Voilà un film qui laisse difficilement indifférent et en surprendra plus d'un. On y suit, souvent étonné, le parcours de deux jeunes gens sur le point de basculer dans le monde adulte et qui décident de l'affronter chacun à leur façon.  Inattendu et souvent dérangeant, "Les combattants" brosse sur un ton parfois documentaire, le portrait d'une jeunesse à qui le monde fait peur et qui ne sait trop par quel bout le prendre. Devant les épreuves qui s'annoncent, seront-ils suffisamment prêts ?

Pour un premier long métrage, "Les combattants" est d'une impressionnante maîtrise, du début à la fin. Les deux enfants perdus au centre de cette histoire de survie parleront à de nombreux spectateurs. Nous sommes dans une époque de lutte larvée, et ceux qui entrent dans l'âge adulte, comme Arnaud et Madeleine, basculent d'un seul coup dans un univers qui peut en effrayer plus d'un. Même s'il n'est sans doute pas le chef d'oeuvre annoncé par quelques critiques enthousiastes, ce portrait d'une génération au bord du gouffre aurait pu être l'étendard d'une jeunesse inquiète. 

Les personnages sont bien trempés, loin d'un manichéisme dont le cinéma abuse parfois, tout simplement humains.
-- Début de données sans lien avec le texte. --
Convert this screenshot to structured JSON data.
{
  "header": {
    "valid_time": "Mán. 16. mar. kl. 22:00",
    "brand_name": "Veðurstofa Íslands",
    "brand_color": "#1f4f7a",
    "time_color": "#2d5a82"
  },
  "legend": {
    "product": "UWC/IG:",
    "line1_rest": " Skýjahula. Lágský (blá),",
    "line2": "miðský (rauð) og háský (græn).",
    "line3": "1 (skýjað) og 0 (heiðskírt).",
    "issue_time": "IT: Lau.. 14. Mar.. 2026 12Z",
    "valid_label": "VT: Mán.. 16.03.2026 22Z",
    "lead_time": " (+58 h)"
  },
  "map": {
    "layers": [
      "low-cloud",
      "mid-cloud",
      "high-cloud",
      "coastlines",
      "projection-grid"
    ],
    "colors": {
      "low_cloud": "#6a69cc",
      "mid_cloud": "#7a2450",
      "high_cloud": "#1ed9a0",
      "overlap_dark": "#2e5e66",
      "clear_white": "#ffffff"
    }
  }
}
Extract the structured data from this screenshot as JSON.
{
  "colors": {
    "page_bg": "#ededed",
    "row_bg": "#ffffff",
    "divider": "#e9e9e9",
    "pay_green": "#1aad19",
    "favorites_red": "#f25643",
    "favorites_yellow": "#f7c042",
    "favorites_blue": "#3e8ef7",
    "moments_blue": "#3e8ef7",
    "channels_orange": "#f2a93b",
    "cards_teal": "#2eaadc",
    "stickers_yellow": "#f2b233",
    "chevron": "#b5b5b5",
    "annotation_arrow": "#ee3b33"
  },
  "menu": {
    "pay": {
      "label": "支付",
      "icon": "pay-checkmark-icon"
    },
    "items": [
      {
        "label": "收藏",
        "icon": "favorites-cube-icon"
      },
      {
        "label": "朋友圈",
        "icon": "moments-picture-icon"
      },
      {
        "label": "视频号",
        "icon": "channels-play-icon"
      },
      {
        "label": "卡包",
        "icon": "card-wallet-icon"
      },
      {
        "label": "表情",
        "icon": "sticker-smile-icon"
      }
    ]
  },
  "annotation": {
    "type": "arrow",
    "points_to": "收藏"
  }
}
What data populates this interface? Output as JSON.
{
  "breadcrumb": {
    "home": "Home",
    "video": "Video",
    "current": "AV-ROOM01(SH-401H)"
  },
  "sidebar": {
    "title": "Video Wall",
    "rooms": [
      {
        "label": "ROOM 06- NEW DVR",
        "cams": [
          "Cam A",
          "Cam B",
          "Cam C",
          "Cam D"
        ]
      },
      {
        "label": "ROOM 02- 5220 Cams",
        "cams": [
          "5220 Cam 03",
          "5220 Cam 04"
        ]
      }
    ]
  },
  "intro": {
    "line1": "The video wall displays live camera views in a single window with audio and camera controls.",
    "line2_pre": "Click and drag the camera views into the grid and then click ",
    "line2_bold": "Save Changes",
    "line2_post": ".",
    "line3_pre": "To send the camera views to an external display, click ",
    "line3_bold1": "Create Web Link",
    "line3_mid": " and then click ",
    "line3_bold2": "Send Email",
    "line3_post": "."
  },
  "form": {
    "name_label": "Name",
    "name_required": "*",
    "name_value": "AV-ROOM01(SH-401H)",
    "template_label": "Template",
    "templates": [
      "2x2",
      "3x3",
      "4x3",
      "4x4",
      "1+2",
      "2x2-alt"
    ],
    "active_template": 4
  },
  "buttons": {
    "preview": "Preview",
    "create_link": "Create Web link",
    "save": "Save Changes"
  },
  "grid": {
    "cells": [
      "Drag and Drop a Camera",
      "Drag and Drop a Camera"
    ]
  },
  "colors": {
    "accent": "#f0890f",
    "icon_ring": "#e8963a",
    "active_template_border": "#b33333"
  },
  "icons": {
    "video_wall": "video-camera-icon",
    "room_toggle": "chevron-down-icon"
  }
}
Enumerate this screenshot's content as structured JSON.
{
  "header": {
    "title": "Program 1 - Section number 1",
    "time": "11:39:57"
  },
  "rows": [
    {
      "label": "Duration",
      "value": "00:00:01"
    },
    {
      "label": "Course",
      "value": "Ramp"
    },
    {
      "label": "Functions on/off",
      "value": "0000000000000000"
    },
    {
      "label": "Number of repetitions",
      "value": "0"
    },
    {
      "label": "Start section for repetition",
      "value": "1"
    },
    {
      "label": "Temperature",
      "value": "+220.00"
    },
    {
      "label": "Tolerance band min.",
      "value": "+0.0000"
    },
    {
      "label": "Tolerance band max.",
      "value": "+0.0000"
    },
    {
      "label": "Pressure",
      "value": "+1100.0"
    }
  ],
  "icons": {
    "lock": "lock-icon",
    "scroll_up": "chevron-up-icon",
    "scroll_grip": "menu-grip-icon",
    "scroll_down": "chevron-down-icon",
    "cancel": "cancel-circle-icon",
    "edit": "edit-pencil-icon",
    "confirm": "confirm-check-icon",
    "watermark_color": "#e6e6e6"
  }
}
Et, pour les incarner, Thomas Cailley a choisi de magnifiques acteurs : Kevin Anaïs et Adèle Haenel, qui portent le film à bout de bras et méritent à eux seuls le déplacement. Toute en tension, que ce soit physiquement ou verbalement, Adèle Haenel campe ici un personnage féminin qui fera date, tandis que Kevin Anaïs livre une interprétation toute en nuances. D'ailleurs, l'un et l'autre reçurent un César en début d'année, pour leur performance dans ce film. A mon sens, cette récompense fut des plus méritées.

Sans doute trop inattendu pour séduire un large public, "Les combattants" aurait cependant mérité d'être vu par plus de monde. Si, pour une fois, la reconnaissance du public avait été à la hauteur des critiques, c'eût été justice.